Commentary: Let’s learn a lesson from Reed Smoot
Published 12:00 am Thursday, June 14, 2018
A guy I worked with years ago used to call me “Reed Smoot,” probably just because it sounded like a fun corruption of my name. It had the useful effect, though, of prompting me to learn something about the real Reed Smoot’s most infamous act — namely, his sponsorship in the U.S. Senate of a bill that raised tariffs on more than 20,000 imported goods. It was one of the dumbest pieces of legislation in the 20th century.
The so-called Smoot-Hawley Tariff, signed into law by President Herbert Hoover in 1930, didn’t cause the Great Depression, but it arguably worsened it. Canada, our country’s most loyal trading partner, retaliated by imposing new tariffs on U.S. imports and forging closer economic ties with Britain, which depressed American export income. Then those countries joined France and Germany to develop stronger multilateral ties, as the United States withdrew from the sphere of cooperation that trade encourages. International commerce contracted, and the global slide into economic ruin intensified.
I offer that brief explanation because these days politicians in both major parties warn about repeating the mistakes of Smoot-Hawley without reminding citizens of what they were. So here’s the lesson: People who claim that restricting international trade will bring prosperity to America, as my namesake Reed Smoot did, are snake oil salesmen.
“America First” is a stirring call to action (if you ignore the slogan’s use by the Ku Klux Klan in the 1920s), but Americans’ best interests aren’t served by either isolationism or policies that ignore how other nations will react. As Smoot-Hawley should have taught us, protectionism will prompt other nations to behave similarly — Deutschland zuerst! La France en premier! — making us all smaller as we withdraw into our national silos.
Of course, you can’t beat the vision of dormant American factories firing up in order to meet domestic demand, replacing products that we have been importing from other nations. Here in upstate New York, we would welcome the job growth that President Donald Trump promises will follow a trade war, which he says “will be easy to win.” We need the jobs.
A new report from John Bacheller, who before his retirement led policy and research for Empire State Development, New York’s economic development agency, notes that job growth everywhere upstate has lagged the nation since the 1990s — in some cases dramatically. Private sector jobs have grown nationally by more than 48 percent since 1990, but the growth in the Capital Region has been only 27.5 percent. Elsewhere, it has been even worse: In Buffalo, jobs grew only 7.9 percent; in Utica-Rome, just 3.9 percent. We see the results: There are too few jobs to maintain the economic vitality we enjoyed decades ago.
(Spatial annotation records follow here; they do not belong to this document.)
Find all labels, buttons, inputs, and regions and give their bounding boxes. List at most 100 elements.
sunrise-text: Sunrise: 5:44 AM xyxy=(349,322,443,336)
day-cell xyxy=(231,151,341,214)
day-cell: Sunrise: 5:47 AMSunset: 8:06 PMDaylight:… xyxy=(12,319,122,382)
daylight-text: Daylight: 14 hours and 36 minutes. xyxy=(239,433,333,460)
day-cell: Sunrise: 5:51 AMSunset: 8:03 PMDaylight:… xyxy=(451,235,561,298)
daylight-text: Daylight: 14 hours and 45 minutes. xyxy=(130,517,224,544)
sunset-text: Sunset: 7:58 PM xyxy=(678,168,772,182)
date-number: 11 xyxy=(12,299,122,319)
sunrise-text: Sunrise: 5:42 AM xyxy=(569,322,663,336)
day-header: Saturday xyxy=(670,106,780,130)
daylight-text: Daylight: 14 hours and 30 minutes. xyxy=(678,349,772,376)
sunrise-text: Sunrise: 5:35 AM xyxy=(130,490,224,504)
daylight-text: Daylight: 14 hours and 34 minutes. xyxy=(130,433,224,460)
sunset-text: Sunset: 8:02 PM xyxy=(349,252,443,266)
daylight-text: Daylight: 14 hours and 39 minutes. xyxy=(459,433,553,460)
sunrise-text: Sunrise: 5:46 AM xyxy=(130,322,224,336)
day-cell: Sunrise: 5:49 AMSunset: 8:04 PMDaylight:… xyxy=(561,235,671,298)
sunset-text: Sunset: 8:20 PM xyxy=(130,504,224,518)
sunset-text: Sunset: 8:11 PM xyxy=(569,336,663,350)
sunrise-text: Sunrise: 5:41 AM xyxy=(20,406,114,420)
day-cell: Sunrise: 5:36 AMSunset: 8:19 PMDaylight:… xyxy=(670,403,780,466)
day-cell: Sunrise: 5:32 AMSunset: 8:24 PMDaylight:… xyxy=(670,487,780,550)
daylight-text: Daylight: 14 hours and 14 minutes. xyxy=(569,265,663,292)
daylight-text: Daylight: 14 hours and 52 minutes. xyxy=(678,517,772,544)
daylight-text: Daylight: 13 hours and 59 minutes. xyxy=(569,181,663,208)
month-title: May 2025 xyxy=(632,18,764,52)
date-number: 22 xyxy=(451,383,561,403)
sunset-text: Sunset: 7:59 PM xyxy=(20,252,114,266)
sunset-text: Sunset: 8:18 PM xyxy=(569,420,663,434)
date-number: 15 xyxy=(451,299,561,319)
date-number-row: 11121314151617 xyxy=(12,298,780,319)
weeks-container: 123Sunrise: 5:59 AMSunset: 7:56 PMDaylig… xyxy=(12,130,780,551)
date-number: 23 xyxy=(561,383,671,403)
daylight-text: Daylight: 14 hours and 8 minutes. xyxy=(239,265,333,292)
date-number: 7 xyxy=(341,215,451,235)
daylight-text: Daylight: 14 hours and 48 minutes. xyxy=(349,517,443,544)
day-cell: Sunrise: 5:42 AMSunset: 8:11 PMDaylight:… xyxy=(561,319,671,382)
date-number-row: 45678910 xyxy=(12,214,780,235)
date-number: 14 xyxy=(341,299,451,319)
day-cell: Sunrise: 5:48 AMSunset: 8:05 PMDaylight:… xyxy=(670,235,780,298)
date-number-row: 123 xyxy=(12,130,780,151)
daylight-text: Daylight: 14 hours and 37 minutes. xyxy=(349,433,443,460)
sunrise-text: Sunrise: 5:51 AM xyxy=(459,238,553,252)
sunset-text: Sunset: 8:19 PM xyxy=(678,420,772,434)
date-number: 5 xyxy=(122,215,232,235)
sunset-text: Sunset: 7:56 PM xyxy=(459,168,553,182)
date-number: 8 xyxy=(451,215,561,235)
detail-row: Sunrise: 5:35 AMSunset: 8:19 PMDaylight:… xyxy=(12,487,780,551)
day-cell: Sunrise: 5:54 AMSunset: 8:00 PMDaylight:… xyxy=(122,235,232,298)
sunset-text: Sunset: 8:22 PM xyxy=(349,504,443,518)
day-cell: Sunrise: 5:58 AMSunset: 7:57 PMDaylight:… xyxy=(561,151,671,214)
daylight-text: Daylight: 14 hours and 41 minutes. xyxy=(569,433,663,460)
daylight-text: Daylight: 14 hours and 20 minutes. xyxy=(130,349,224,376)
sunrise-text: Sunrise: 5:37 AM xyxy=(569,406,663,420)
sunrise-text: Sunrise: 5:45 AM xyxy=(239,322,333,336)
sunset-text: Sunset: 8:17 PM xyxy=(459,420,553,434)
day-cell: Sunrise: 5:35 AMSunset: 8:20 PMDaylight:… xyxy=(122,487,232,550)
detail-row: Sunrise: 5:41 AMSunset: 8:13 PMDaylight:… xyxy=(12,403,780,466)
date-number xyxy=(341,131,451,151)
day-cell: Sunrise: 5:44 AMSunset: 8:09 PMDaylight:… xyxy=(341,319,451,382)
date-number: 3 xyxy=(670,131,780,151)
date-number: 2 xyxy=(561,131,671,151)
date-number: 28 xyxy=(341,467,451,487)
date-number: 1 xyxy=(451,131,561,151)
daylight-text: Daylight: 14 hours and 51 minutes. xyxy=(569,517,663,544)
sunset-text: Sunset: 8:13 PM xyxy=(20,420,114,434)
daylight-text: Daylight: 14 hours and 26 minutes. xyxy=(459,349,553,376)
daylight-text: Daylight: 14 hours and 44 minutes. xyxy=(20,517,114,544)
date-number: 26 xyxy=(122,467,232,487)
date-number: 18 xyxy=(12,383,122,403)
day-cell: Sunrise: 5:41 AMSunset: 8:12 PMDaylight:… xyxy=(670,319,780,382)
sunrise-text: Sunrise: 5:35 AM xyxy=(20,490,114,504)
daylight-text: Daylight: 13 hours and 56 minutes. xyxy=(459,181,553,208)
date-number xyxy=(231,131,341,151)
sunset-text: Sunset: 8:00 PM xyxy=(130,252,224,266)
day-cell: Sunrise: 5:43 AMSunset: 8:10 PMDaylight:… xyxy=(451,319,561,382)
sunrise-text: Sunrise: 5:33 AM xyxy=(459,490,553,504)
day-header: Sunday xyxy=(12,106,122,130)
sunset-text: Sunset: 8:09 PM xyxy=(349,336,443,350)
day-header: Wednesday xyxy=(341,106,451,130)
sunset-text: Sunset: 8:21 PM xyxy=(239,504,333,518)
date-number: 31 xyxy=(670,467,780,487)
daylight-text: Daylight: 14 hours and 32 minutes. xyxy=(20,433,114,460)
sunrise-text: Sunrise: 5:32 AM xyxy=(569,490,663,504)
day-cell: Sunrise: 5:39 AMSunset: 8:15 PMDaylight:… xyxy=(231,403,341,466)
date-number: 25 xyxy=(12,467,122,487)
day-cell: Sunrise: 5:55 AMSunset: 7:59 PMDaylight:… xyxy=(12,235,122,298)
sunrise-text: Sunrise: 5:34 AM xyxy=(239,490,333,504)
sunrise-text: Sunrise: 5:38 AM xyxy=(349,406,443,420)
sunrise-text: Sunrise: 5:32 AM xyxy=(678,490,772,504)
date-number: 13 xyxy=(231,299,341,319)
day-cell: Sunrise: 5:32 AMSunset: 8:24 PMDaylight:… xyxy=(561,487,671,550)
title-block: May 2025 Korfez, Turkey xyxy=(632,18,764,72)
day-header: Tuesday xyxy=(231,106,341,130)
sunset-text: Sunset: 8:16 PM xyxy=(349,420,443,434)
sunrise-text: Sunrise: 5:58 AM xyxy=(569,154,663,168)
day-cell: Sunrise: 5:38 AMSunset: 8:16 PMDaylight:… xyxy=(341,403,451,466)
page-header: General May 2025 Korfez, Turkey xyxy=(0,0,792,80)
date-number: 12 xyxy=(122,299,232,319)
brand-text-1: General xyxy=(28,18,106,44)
But it’s simplistic to blame foreign imports. Rochester-based Eastman Kodak didn’t shrink by 96 percent and slide to bankruptcy from its perch as one of the world’s top five companies because Fujifilm was cheaper. It happened because Kodak didn’t quickly enough embrace the digital technology that overtook photography. Mighty Kodak was felled by tech, not trade.
Sure, it’s tempting to blame foreigners — even our pals in Canada — for the millions of American factory jobs that have disappeared over the last three decades. But American manufacturing really has been a victim of its own success: Automation has increased productivity, meaning that fewer workers are required to produce more output.
Michael Hicks, an economics professor at Ball State University, has noted that the average American autoworker in 1990 made 13 cars a year, but 20 years later the average autoworker in the U.S. was making 18 cars a year. “So we don’t need as many autoworkers as we did a generation and a half ago,” he said, in an interview with NPR.
In fact, U.S. manufacturing grew nearly fivefold from 1960 to 2015. During that time, factory jobs declined and imports increased. But the latter didn’t cause the former.
Yet we have a new national policy that seems designed to provoke our greatest allies to lash back at American farmers and producers, and our biggest competitor on the world stage, China, to take advantage of America’s withdrawal from global trade by forging its own deals with nations we have spurned.
I’m no economist, but I’m persuaded by those who work for the nonpartisan Congressional Budget Office, who concluded in 2016 that trade “can boost economic output and workers’ average real wage” and yield lower prices for consumers.
You’d think we would have learned that back when old Reed Smoot was around. Speaking of lessons, the tariff begat ignominy for Smoot. He lost his Senate seat two years later.
— Rex Smith is editor of the Albany Times Union.